We are all shaped by events from our early childhoods. Childhood traumas can have permanent effects. Their scars can affect the development of self-image and self-esteem in our early years. They can determine how we see ourselves and how we perceive the world around us. They can affect how we relate to others.
I started life with a handicap. I was born with what today would be considered a milk allergy. In 1949, when I was born, it was called Celiac. I couldn’t digest even the lightest baby formula. It gave me severe colic and projectile vomiting. For years, children had died from this condition.
Fortunately for me, someone had discovered the banana diet for Celiac babies. It turned out that infants with Celiac could digest bananas and goat’s milk. So I was put on this severely limited diet. The doctor told my parents to bring me back when I was four years old. By then I would probably have outgrown the disease. At age four my parents started feeding me regular food and I can and do eat everything now.
But for my first four years of life, I couldn’t eat ANYTHING that everyone else could eat. My parents decided that to ‘protect’ me, I should eat alone for those four years. They never allowed me to watch them eat, or anyone else during that time. I didn’t go to people’s homes or to other children’s birthday parties. My parents hoped that that would minimize my feelings of being different from everyone else. It didn’t.

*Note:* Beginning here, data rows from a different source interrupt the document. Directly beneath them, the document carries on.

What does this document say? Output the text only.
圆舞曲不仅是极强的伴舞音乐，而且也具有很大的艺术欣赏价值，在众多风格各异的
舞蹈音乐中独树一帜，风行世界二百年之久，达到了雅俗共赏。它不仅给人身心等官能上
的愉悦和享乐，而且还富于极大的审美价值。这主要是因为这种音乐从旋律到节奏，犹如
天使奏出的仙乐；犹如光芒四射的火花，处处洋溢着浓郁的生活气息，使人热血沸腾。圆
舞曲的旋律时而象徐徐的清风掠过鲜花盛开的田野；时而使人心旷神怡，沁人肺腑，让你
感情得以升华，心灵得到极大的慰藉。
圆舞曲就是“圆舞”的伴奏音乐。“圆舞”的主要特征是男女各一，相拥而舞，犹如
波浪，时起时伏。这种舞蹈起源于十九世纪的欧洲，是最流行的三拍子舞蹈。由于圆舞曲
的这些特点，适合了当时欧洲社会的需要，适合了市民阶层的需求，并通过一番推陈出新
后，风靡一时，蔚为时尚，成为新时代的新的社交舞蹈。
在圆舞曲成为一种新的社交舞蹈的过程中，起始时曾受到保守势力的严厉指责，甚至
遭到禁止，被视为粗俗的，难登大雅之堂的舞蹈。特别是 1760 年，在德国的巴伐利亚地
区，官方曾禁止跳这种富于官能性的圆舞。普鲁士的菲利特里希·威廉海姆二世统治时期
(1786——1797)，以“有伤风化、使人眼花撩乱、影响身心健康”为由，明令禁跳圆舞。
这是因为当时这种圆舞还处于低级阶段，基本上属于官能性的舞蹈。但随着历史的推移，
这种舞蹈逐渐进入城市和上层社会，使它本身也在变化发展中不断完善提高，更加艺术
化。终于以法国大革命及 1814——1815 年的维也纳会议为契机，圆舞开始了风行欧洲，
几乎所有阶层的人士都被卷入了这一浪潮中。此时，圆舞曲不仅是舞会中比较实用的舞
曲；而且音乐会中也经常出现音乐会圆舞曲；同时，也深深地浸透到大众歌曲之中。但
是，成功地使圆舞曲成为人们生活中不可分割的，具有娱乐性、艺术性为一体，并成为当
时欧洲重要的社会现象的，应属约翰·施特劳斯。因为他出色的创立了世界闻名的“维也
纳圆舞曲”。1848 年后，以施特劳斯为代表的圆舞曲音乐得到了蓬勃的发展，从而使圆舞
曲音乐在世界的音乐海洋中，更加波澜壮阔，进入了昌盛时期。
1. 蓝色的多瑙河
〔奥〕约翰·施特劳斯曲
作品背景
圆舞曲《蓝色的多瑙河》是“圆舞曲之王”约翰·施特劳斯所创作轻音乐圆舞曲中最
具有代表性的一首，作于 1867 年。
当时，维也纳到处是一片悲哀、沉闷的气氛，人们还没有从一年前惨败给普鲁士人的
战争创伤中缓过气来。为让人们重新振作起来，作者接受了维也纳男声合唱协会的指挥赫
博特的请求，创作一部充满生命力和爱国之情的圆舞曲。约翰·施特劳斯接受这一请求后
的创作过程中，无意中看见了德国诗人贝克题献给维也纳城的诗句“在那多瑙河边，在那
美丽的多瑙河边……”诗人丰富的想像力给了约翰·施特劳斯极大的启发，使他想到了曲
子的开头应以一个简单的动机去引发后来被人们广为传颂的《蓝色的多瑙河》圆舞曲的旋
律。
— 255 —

I vividly remember standing in the playground, watching other kids line up for ice cream at the Good Humor truck. Of course I couldn’t eat ice cream. It hit me that I wasn’t like the other kids. There was something wrong with me. I was defective. That became the core of my self-image, and still is to this day. On a subconscious level, I always felt inferior to other people. Lacking in some way.
Unfortunately I also suffered from undiagnosed childhood anxiety and depression. I didn’t sleep through the night and wet the bed until a was around six or seven. I had severe school anxieties and learning problems. I developed ‘stomach problems’ of unknown origin, like cramps and constipation. I was in therapy by the age of six.
Ironically, my father was a well-known psychoanalyst who wrote about the lasting importance of the first three years of a child’s life. Sadly, he understood the damage that my early illness would cause. He and my mother, also a psychologist, tried to bolster my ego as much as they could. I’m grateful to them for trying to mitigate the damage.
I had years of therapy as an adult, including a technique used for PTSD sufferers called EMDR. Eventually I was able to loosen the grip of these early negative self perceptions. They weren’t all due to the Celiac diet. But my early illness exacerbated my anxiety and depression disorders. It also made it harder for me to fight my demons, since they had been reinforced every day till I was four years old.
I have reached a point where I can feel good about myself, most of the time. After an abusive first marriage that lasted 25 years, I now have a wonderful husband and wonderful, healthy relationships with friends and family.
I can finally say the scars have faded. With a little luck, they will eventually disappear.